Nein, aber ich gedenke, meinen Morgenkaffee gemeinsam mit Monsieur Sidi Maugras zu trinken.

Ach, Unsinn, Sterling. Selbst das ist nicht sicher.

Sicher, beim hellen Tageslicht und auf dem Boulevard St. Germain? Wer zum Teufel sollte da Lust haben, mit mir anzubinden?

Kein vorsichtiger Mann würde sich unter eine solche Bande von Schuften begeben, die zu allem fähig sind.

Nun, alter Junge, ich bin nie ein vorsichtiger Mann gewesen und werde es auch nie sein.

Dann muß ich mit dir kommen.

Nein, du mußt hier auf deinem Posten bleiben. Und mit seinem Daumen wies er nach oben, um mich an unseren Gefangenen zu erinnern.

Da soll ich wohl den ganzen Tag über bei diesem unbezahlbaren Halunken Wache halten?

Zweifellos.

Wie wird es aber mit meiner Rückkehr nach London?

Ich fürchte, lieber Junge, du wirst genötigt sein, hier zu bleiben. Du mußt mir beistehen, bis die Angelegenheit völlig erledigt ist.

Ich glaube dies selbst, erwiderte ich lächelnd. Ich sage dir, Sterling, dies wird genau so aufregend wie bei Omdurman.

O, der Spaß beginnt erst jetzt. Aber Hylton, ich denke, wir werden bald wieder im Besitz der Briefe sein, meinst du nicht?

Vielleicht. Und wenn wir sie haben, was dann?

Unsere schöne Freundin muß ihre Briefe bekommen, das ist klar. Nur ihretwegen stürze ich mich ja in all diese Abenteuer.

Natürlich! Aber sie hat nichtsdestoweniger den äußeren Umschlag in unserer Gegenwart zu öffnen.

Ja, stimmte Sterling nach kurzer Ueberlegung zu. Ich halte die Bedingungen, die du gestellt hast, für ganz vernünftig. Du witterst Argwohn hinter all und jedem. Ich hätte nie an derartige Verklausulierungen gedacht oder den Mut besessen, einer Dame gegenüber auf ihnen zu bestehen.

Ohne meine moralische Hilfe glaube ich nicht, daß du es fertig bringen würdest, gab ich lachend zur Antwort. Wenn aber eine Frau sich weigert, ihren Namen zu nennen, so kann sie nicht erwarten, daß man ihr kindliches Vertrauen entgegenbringe oder sie mit Sammethandschuhen anfasse. Nicht wahr?

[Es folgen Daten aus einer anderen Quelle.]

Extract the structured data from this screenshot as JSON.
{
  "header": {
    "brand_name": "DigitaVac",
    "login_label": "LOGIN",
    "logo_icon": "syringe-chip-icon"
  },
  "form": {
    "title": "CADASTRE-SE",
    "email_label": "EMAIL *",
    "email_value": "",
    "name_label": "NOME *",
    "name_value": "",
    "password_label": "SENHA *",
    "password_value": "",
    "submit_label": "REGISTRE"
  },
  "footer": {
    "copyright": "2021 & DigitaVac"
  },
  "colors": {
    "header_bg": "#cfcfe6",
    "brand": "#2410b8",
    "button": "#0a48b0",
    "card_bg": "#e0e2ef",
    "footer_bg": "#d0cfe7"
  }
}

Sie ist trotzdem eine Dame von hohem Rang. Man konnte dies selbst mit einem halben Auge sehen.

Ich bin geneigt, dir hierin beizupflichten. Aber wir wissen ja gar nicht, wer sie ist, und vielleicht hast du nicht einmal eine Ahnung, auf welche Weise wir uns wieder mit ihr in Verbindung setzen sollen.

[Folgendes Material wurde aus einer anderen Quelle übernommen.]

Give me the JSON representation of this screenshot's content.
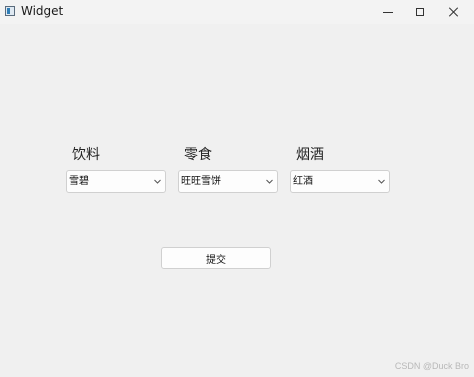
{
  "window": {
    "title": "Widget",
    "controls": {
      "minimize_icon": "minimize-icon",
      "maximize_icon": "maximize-icon",
      "close_icon": "close-icon"
    }
  },
  "categories": [
    {
      "label": "饮料",
      "selected": "雪碧"
    },
    {
      "label": "零食",
      "selected": "旺旺雪饼"
    },
    {
      "label": "烟酒",
      "selected": "红酒"
    }
  ],
  "submit": {
    "label": "提交"
  },
  "watermark": "CSDN @Duck Bro"
}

O doch! Hylton. Wir können ihr Nachricht durch den Privatdetektiv zugehen lassen, der heut früh zu mir kommen soll.

Glaubst du ganz bestimmt, daß er sich einfinden wird?

O, er wird gewiß erscheinen. Wir müssen dem Manne Sand in die Augen streuen. Die Madame selbst muß heut abend herkommen, um sich ihre Briefe zu holen. Wir werden dann erfahren, was das Paket enthält.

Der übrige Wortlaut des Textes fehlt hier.